Redevelopment at brownfield site aided by grant from National Grid
When a fire devastated an East Side building in 2011, the former food storage, distribution and manufacturing facility became a brownfield – property that sat idle for years due to environmental concerns.
But the site, 132 Dingens Street, is getting some help from National Grid through a $300,000 redevelopment grant. Utility spokesman Steve Brady told WBFO there are numerous benefits when brownfields are revitalized.
“Redeveloping existing brownfields is certainly better for the environment,” Brady said. “It makes adaptive reuse of existing structures, and it allows us to make full use of our existing facilities without having to build new facilities, which is, again, often such an expensive proposition.”
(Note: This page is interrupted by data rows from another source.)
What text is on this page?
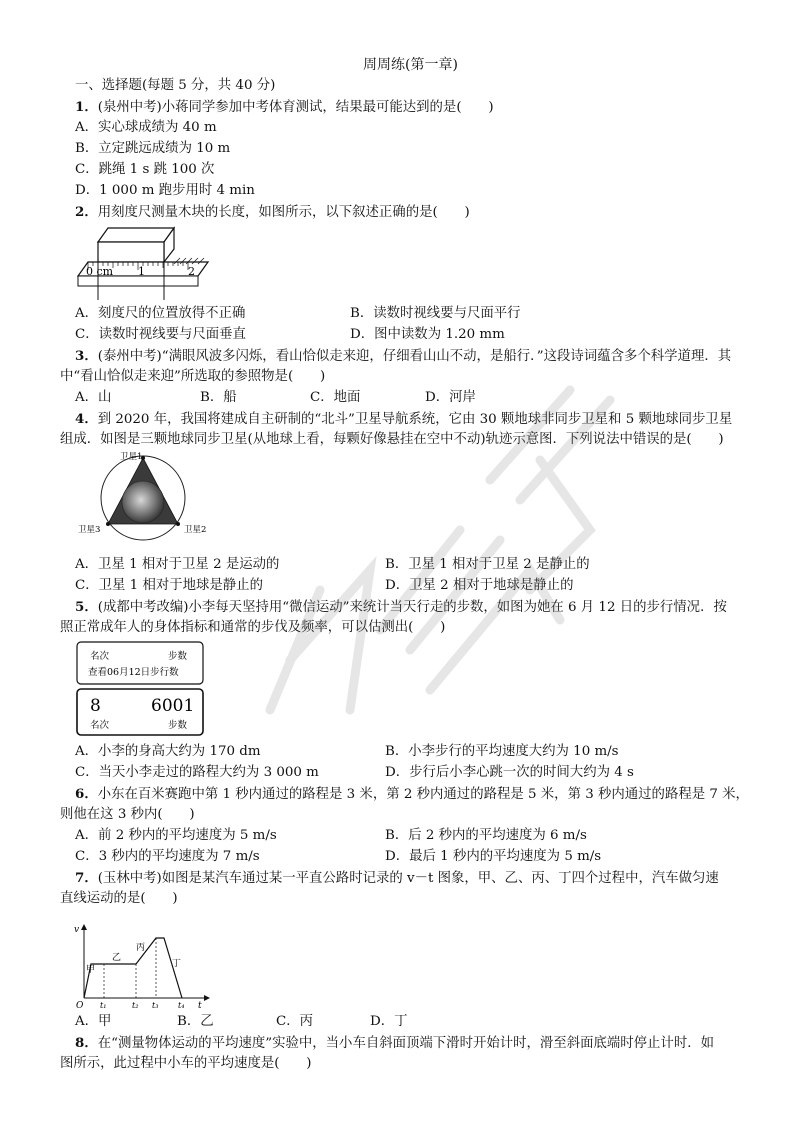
周周练(第一章)
一、选择题(每题 5 分，共 40 分)
1．(泉州中考)小蒋同学参加中考体育测试，结果最可能达到的是(　　)
A．实心球成绩为 40 m
B．立定跳远成绩为 10 m
C．跳绳 1 s 跳 100 次
D．1 000 m 跑步用时 4 min
2．用刻度尺测量木块的长度，如图所示，以下叙述正确的是(　　)
0 cm 1	2
A．刻度尺的位置放得不正确	B．读数时视线要与尺面平行
C．读数时视线要与尺面垂直	D．图中读数为 1.20 mm
3．(泰州中考)“满眼风波多闪烁，看山恰似走来迎，仔细看山山不动，是船行．”这段诗词蕴含多个科学道理．其
中“看山恰似走来迎”所选取的参照物是(　　)
A．山	B．船	C．地面	D．河岸
4．到 2020 年，我国将建成自主研制的“北斗”卫星导航系统，它由 30 颗地球非同步卫星和 5 颗地球同步卫星
组成．如图是三颗地球同步卫星(从地球上看，每颗好像悬挂在空中不动)轨迹示意图．下列说法中错误的是(　　)
卫星1
卫星3	卫星2
A．卫星 1 相对于卫星 2 是运动的	B．卫星 1 相对于卫星 2 是静止的
C．卫星 1 相对于地球是静止的	D．卫星 2 相对于地球是静止的
5．(成都中考改编)小李每天坚持用“微信运动”来统计当天行走的步数，如图为她在 6 月 12 日的步行情况．按
照正常成年人的身体指标和通常的步伐及频率，可以估测出(　　)
名次	步数
查看06月12日步行数
8	6001
名次	步数
A．小李的身高大约为 170 dm	B．小李步行的平均速度大约为 10 m/s
C．当天小李走过的路程大约为 3 000 m	D．步行后小李心跳一次的时间大约为 4 s
6．小东在百米赛跑中第 1 秒内通过的路程是 3 米，第 2 秒内通过的路程是 5 米，第 3 秒内通过的路程是 7 米，
则他在这 3 秒内(　　)
A．前 2 秒内的平均速度为 5 m/s	B．后 2 秒内的平均速度为 6 m/s
C．3 秒内的平均速度为 7 m/s	D．最后 1 秒内的平均速度为 5 m/s
7．(玉林中考)如图是某汽车通过某一平直公路时记录的 v－t 图象，甲、乙、丙、丁四个过程中，汽车做匀速
直线运动的是(　　)
v
t
O t₁	t₂ t₃ t₄
甲
乙
丙
丁
A．甲	B．乙	C．丙	D．丁
8．在“测量物体运动的平均速度”实验中，当小车自斜面顶端下滑时开始计时，滑至斜面底端时停止计时．如
图所示，此过程中小车的平均速度是(　　)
The company that owns the property, which is called 132 Dingens Street, LLC, plans on converting the 13-acre site into a light manufacturing or warehouse facility, possibly as part of an industrial park. The project price tag could approach $7.8 million. The site can accommodate up to 250-thousand square feet of new construction.
Brady noted that charting a new future for brownfields can pose unique problems.
“Businesses looking to redevelop existing facilities are often faced with the challenge of having to deal with, frankly, the byproduct of whatever was in that facility prior,” Brady said. “Those costs can be prohibitive and they can be a real impediment to economic development.”
The grant to the Dingens Street project is part of National Grid’s Brownfield Redevelopment Assistance Program. The grants help to finance utility-related infrastructure upgrades, demolition and other costs associated with redeveloping sites.
Brady said Buffalo has a stockpile of structures teeming with adaptive reuse possibilities.
“If you think of the City of Buffalo as the core of the region, it keeps the city core vital,” he said. “That’s why National Grid is so eager to support these kinds of projects, because you know the old cliché is that a rising tide floats all ships. If the core of the City of Buffalo and the city itself is rising, it helps the rest of the area.”